You could give me 10 more minutes of this guy and I wouldn't be complaining.
This year marks the 15th anniversary of the release of Half-Life and Metal Gear Solid. Both of these titles were lauded for their narrative, yet on completely opposite ends of the spectrum. The Half-Life games accomplished their storytelling in TotalBiscuit's ideal way, so why is it even possible that I became more attached to the Metal Gear storyline despite its insistence that I put the controller down 40% of the time?
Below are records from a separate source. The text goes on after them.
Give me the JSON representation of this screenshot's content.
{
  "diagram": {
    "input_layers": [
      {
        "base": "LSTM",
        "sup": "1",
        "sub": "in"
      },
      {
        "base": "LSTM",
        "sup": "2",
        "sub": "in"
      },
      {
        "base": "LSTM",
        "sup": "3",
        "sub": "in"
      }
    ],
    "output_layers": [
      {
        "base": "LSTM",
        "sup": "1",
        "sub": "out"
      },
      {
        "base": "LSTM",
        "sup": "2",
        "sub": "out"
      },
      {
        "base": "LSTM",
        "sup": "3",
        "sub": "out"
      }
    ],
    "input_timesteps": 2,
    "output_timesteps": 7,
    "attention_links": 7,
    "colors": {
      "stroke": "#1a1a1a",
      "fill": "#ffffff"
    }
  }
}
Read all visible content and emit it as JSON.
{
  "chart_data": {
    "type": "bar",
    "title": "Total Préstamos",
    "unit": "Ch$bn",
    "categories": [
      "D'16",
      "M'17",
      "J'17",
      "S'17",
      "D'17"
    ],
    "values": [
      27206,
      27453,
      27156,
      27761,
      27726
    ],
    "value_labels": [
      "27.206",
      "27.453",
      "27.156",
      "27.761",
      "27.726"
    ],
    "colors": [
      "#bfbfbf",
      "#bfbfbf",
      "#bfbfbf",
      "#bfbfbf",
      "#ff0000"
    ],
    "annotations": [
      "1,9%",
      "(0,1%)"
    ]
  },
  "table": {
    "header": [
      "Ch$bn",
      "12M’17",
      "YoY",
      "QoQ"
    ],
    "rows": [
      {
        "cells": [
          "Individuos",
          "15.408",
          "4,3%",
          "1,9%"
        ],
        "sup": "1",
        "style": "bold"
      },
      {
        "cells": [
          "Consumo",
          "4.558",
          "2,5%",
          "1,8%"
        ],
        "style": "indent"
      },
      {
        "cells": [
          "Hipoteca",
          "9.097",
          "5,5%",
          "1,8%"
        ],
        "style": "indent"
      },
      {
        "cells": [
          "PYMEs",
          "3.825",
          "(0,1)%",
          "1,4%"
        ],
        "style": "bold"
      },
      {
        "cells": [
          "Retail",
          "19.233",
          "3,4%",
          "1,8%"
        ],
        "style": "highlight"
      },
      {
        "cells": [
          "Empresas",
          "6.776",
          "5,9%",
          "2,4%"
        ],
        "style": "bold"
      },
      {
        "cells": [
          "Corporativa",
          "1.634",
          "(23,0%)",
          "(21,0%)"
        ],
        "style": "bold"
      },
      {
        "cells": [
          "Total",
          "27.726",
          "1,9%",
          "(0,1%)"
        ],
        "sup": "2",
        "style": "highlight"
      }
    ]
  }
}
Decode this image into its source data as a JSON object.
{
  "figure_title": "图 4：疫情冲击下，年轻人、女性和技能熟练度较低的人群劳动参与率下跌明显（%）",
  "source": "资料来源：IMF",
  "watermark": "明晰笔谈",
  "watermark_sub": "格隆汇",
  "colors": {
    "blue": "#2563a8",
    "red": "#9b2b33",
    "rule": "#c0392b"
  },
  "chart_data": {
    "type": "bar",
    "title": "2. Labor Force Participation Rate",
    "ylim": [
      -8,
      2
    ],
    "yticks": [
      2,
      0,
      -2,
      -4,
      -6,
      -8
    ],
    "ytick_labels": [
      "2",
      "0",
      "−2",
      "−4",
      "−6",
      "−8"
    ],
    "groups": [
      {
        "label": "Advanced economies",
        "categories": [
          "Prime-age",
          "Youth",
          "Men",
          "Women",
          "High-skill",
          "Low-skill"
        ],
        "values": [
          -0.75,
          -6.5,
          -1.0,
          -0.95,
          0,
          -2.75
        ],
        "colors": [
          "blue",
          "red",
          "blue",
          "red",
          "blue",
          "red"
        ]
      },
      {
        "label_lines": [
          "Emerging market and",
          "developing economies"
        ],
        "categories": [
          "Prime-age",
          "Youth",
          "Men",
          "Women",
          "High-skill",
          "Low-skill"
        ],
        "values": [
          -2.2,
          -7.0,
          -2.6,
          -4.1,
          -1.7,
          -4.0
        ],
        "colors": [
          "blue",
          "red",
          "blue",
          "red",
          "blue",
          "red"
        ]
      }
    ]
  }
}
I think it has more to do with the fundamental content of the narratives than the origin of their techniques. It could be that my fingers aren't itching to control my character (or simply press something) at all times. If I can passively watch AND enjoy the content of a disc spinning in my DVD player, then I can do the same for a disc spinning in my Playstation. As long as it's good.
It's great to encourage the unique abilities of gaming's signature contribution to the world of art, but we mustn't get so caught up in the advocacy that we discourage or even condemn the mere usage of older, proven techniques.